There are some synthetic examples of strings in other encodings that can be mistaken for a BOM, but it hasn't been a practical issue.
Comment 2 Alexey Proskuryakov 2011-08-12 21:47:04 PDT
Even the linked test's title says "UTF-8 encoded document with erroneous external encoding". We display a UTF-8 document as UTF-8 - would it be better for users is we displayed garbage?
Comment 3 Leif Halvard Silli 2011-08-13 05:59:55 PDT
(In reply to comment #2)
> Even the linked test's title says "UTF-8 encoded document with erroneous external encoding".

It is mostly just a boilerplate text.

> We display a UTF-8 document as UTF-8 - would it be better for users is we displayed garbage?

FIRSTLY: what you state here about what you do, is only 50% true. 

    Because, if a page does *not* contain the BOM but still is UTF-8 encoded, then Webkit does EITHER listen to the HTTP charset OR, if lacking, it does default to WINDOWS-1252'. And this despite that UTF-8 is easy to detect. Thus, for UTF-8 pages which are lackign the BOM, you seem to favor something other than what is better for users. So, unless there an effort to change this so that UTF-8 is used whenever it can be detected (also when it conflicts with HTTP), then I don't feel that this argument carry as much weight as it otherwise would have. 

    NOTE: When HTTP charset=foo is lacking, then Chrome and Opera do detect UTF-8, instead of defaulting to WINDOWS-1252. Webkit should behave the same way.

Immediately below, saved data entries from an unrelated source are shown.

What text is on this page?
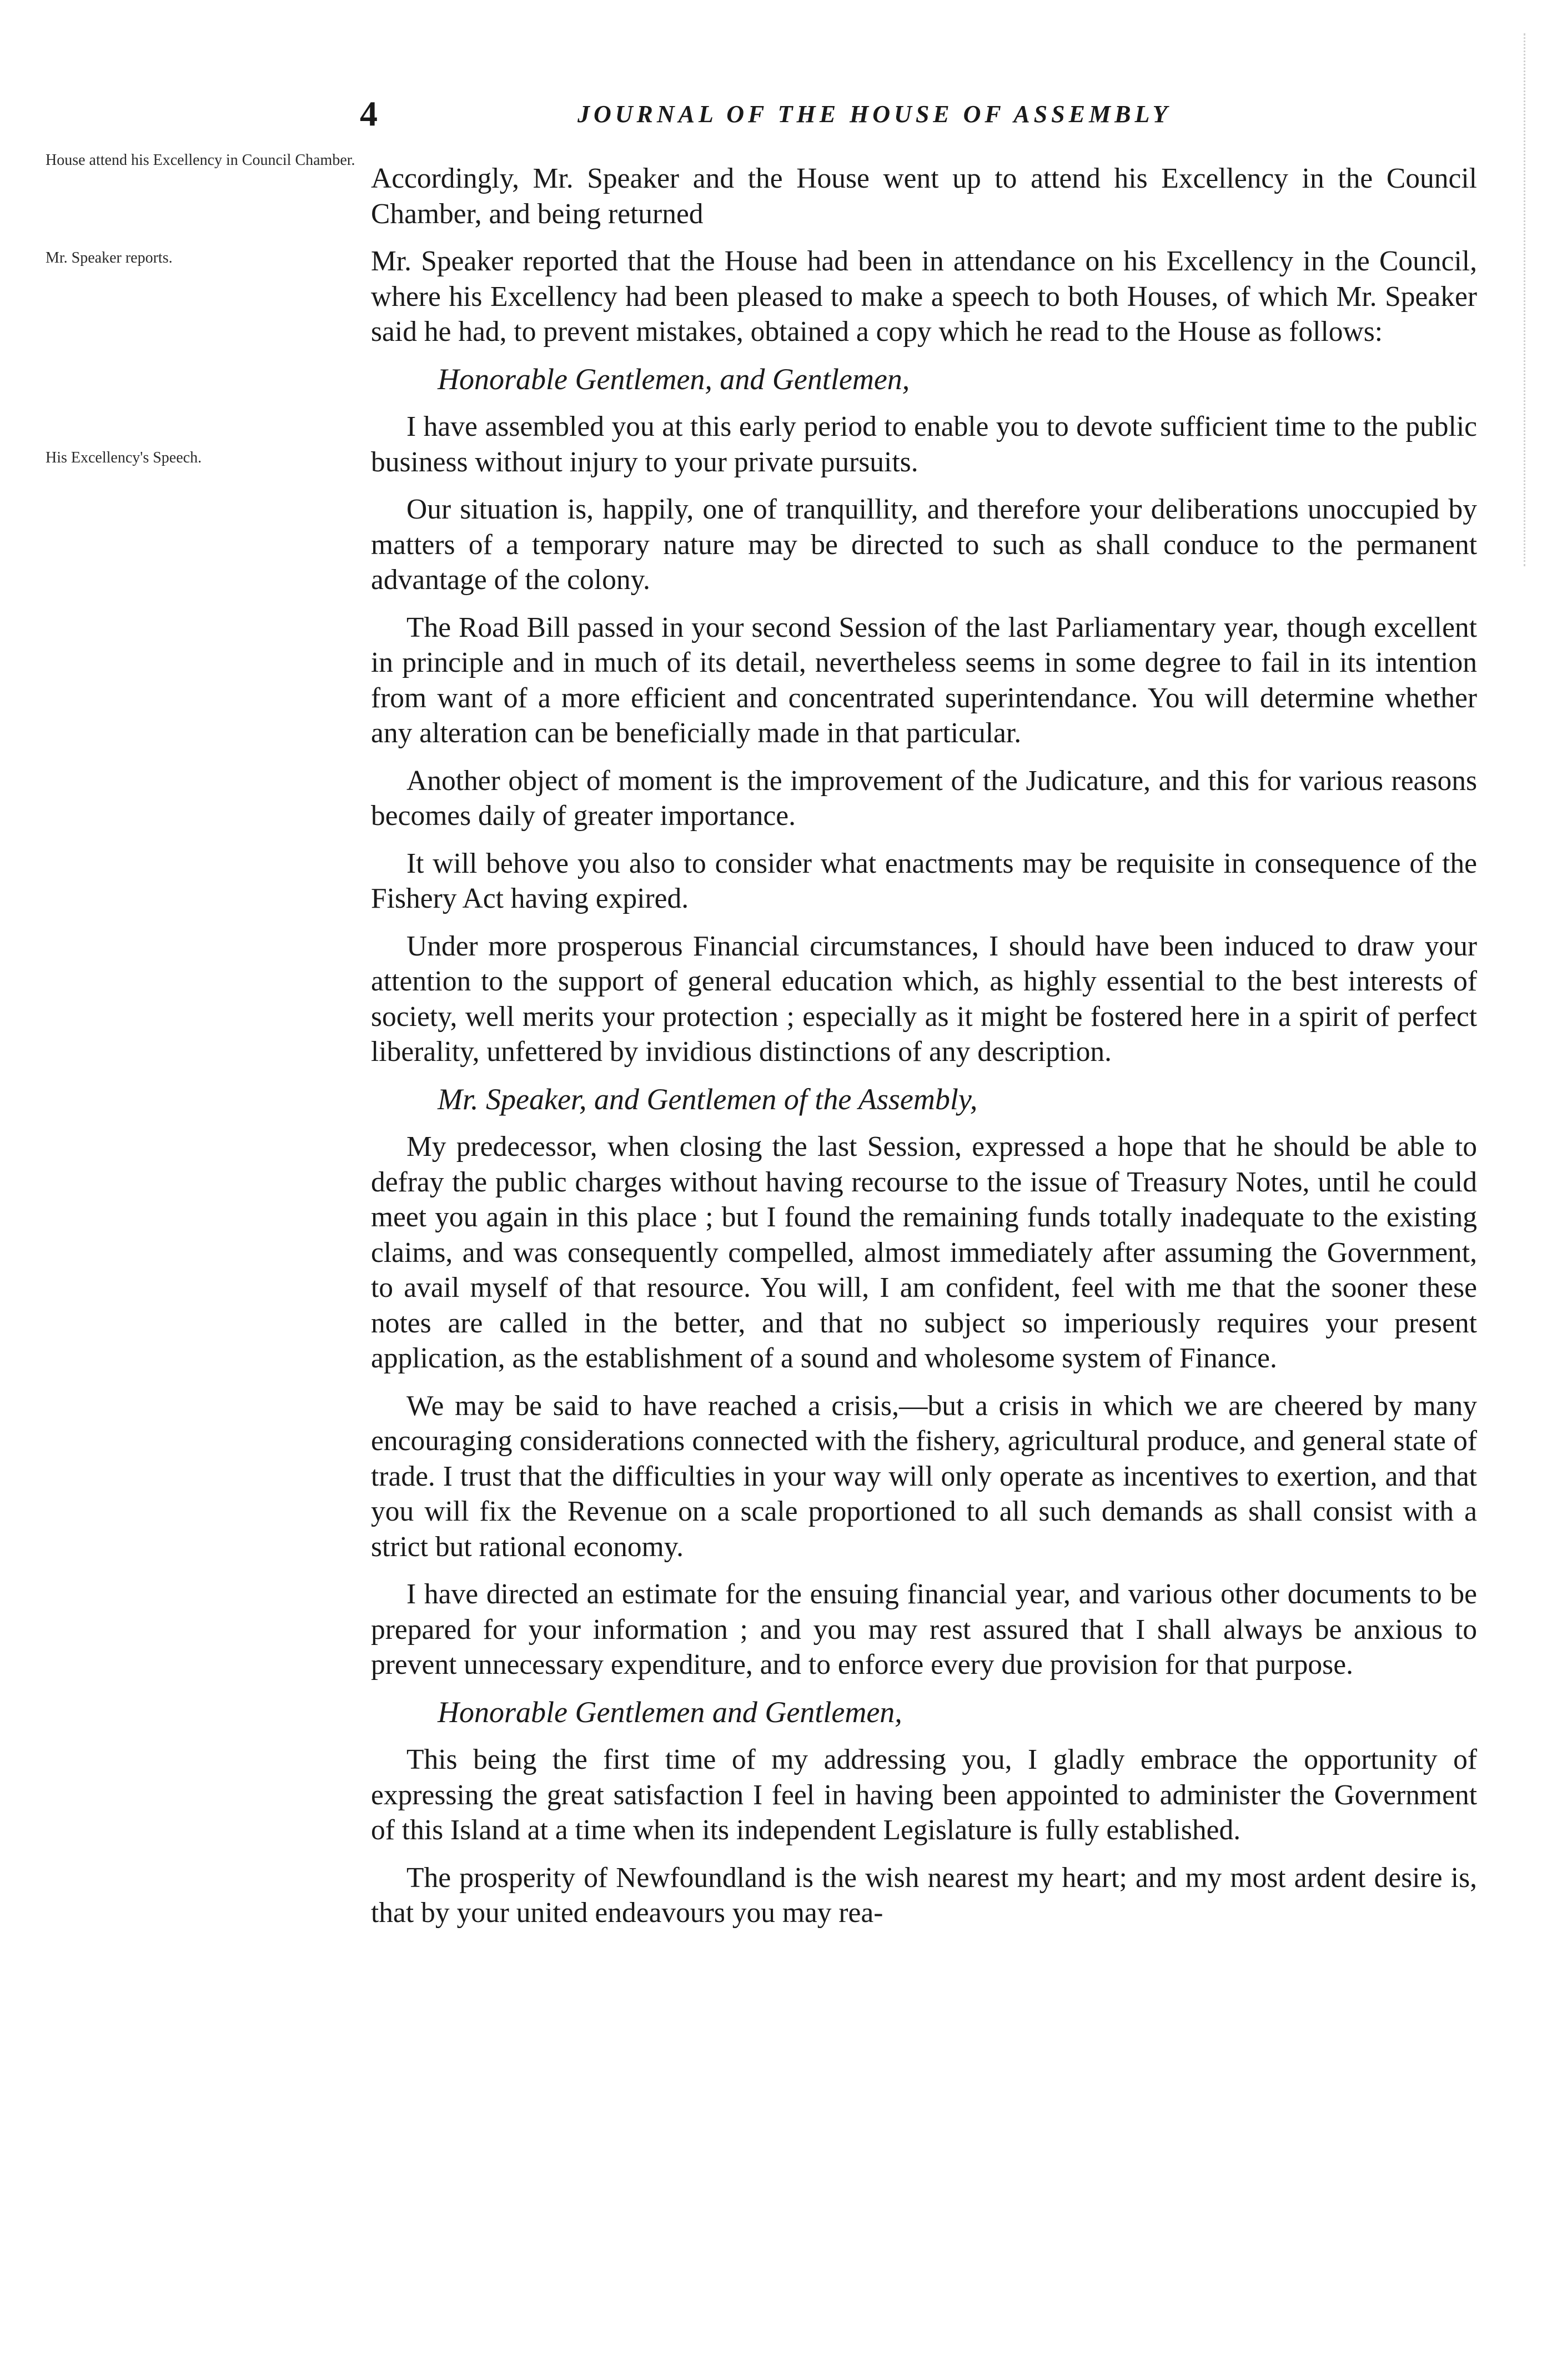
4	JOURNAL OF THE HOUSE OF ASSEMBLY
House attend his Excellency in Council Chamber.
Mr. Speaker reports.
His Excellency's Speech.

Accordingly, Mr. Speaker and the House went up to attend his Excellency in the Council Chamber, and being returned

Mr. Speaker reported that the House had been in attendance on his Excellency in the Council, where his Excellency had been pleased to make a speech to both Houses, of which Mr. Speaker said he had, to prevent mistakes, obtained a copy which he read to the House as follows:

Honorable Gentlemen, and Gentlemen,

I have assembled you at this early period to enable you to devote sufficient time to the public business without injury to your private pursuits.

Our situation is, happily, one of tranquillity, and therefore your deliberations unoccupied by matters of a temporary nature may be directed to such as shall conduce to the permanent advantage of the colony.

The Road Bill passed in your second Session of the last Parliamentary year, though excellent in principle and in much of its detail, nevertheless seems in some degree to fail in its intention from want of a more efficient and concentrated superintendance. You will determine whether any alteration can be beneficially made in that particular.

Another object of moment is the improvement of the Judicature, and this for various reasons becomes daily of greater importance.

It will behove you also to consider what enactments may be requisite in consequence of the Fishery Act having expired.

Under more prosperous Financial circumstances, I should have been induced to draw your attention to the support of general education which, as highly essential to the best interests of society, well merits your protection ; especially as it might be fostered here in a spirit of perfect liberality, unfettered by invidious distinctions of any description.

Mr. Speaker, and Gentlemen of the Assembly,

My predecessor, when closing the last Session, expressed a hope that he should be able to defray the public charges without having recourse to the issue of Treasury Notes, until he could meet you again in this place ; but I found the remaining funds totally inadequate to the existing claims, and was consequently compelled, almost immediately after assuming the Government, to avail myself of that resource. You will, I am confident, feel with me that the sooner these notes are called in the better, and that no subject so imperiously requires your present application, as the establishment of a sound and wholesome system of Finance.

We may be said to have reached a crisis,—but a crisis in which we are cheered by many encouraging considerations connected with the fishery, agricultural produce, and general state of trade. I trust that the difficulties in your way will only operate as incentives to exertion, and that you will fix the Revenue on a scale proportioned to all such demands as shall consist with a strict but rational economy.

I have directed an estimate for the ensuing financial year, and various other documents to be prepared for your information ; and you may rest assured that I shall always be anxious to prevent unnecessary expenditure, and to enforce every due provision for that purpose.

Honorable Gentlemen and Gentlemen,

This being the first time of my addressing you, I gladly embrace the opportunity of expressing the great satisfaction I feel in having been appointed to administer the Government of this Island at a time when its independent Legislature is fully established.

The prosperity of Newfoundland is the wish nearest my heart; and my most ardent desire is, that by your united endeavours you may rea-
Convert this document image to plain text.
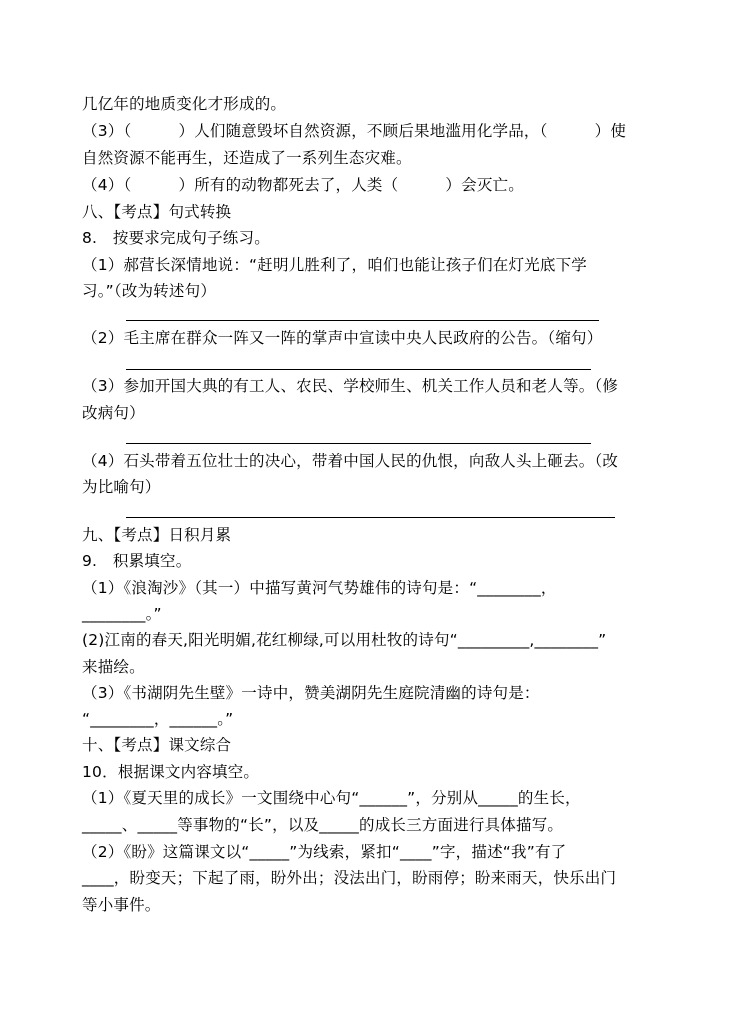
几亿年的地质变化才形成的。
（3）（　　　）人们随意毁坏自然资源，不顾后果地滥用化学品，（　　　）使
自然资源不能再生，还造成了一系列生态灾难。
（4）（　　　）所有的动物都死去了，人类（　　　）会灭亡。
八、【考点】句式转换
8.　按要求完成句子练习。
（1）郝营长深情地说：“赶明儿胜利了，咱们也能让孩子们在灯光底下学
习。”（改为转述句）
（2）毛主席在群众一阵又一阵的掌声中宣读中央人民政府的公告。（缩句）
（3）参加开国大典的有工人、农民、学校师生、机关工作人员和老人等。（修
改病句）
（4）石头带着五位壮士的决心，带着中国人民的仇恨，向敌人头上砸去。（改
为比喻句）
九、【考点】日积月累
9.　积累填空。
（1）《浪淘沙》（其一）中描写黄河气势雄伟的诗句是：“________，
________。”
(2)江南的春天,阳光明媚,花红柳绿,可以用杜牧的诗句“_________,________”
来描绘。
（3）《书湖阴先生壁》一诗中，赞美湖阴先生庭院清幽的诗句是：
“________，______。”
十、【考点】课文综合
10．根据课文内容填空。
（1）《夏天里的成长》一文围绕中心句“______”，分别从_____的生长，
_____、_____等事物的“长”，以及_____的成长三方面进行具体描写。
（2）《盼》这篇课文以“_____”为线索，紧扣“____”字，描述“我”有了
____，盼变天；下起了雨，盼外出；没法出门，盼雨停；盼来雨天，快乐出门
等小事件。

SECONDLY: As for 50% where your statement is true (that is: when there is a BOM), then the arguments for changing Webkit are:

 1) To do what the specs (HTTP and HTML5) says
 2) To promote interoperability with Firefox, Opera and more
     (at the expence of IE interoperability)
 3) To promote interoperability (think Polyglot Markup) with how XML 
     parsers should operate (they do not always behave that way though)

That said, 

  1) HTML parsers differs - should they all adobt IE/Webkit behaviour?
  2) May be the HTTP spec should change?
  3) May be the HTML5 spec should change?
  4) May be the XML 1.0 spec should change?

If you think that the Webkit behaviour should not change, then I encourage you to add your voice in support of changing HTML5 - this can e.g. by done by stating Webkit's position in the W3_bug_12897: http://www.w3.org/Bugs/Public/show_bug.cgi?id=12897
Comment 4 Anne van Kesteren 2023-04-01 00:38:28 PDT
The standards ended up considering the BOM as the most authoritative piece of information. This is codified by the HTML and Encoding standards nowadays.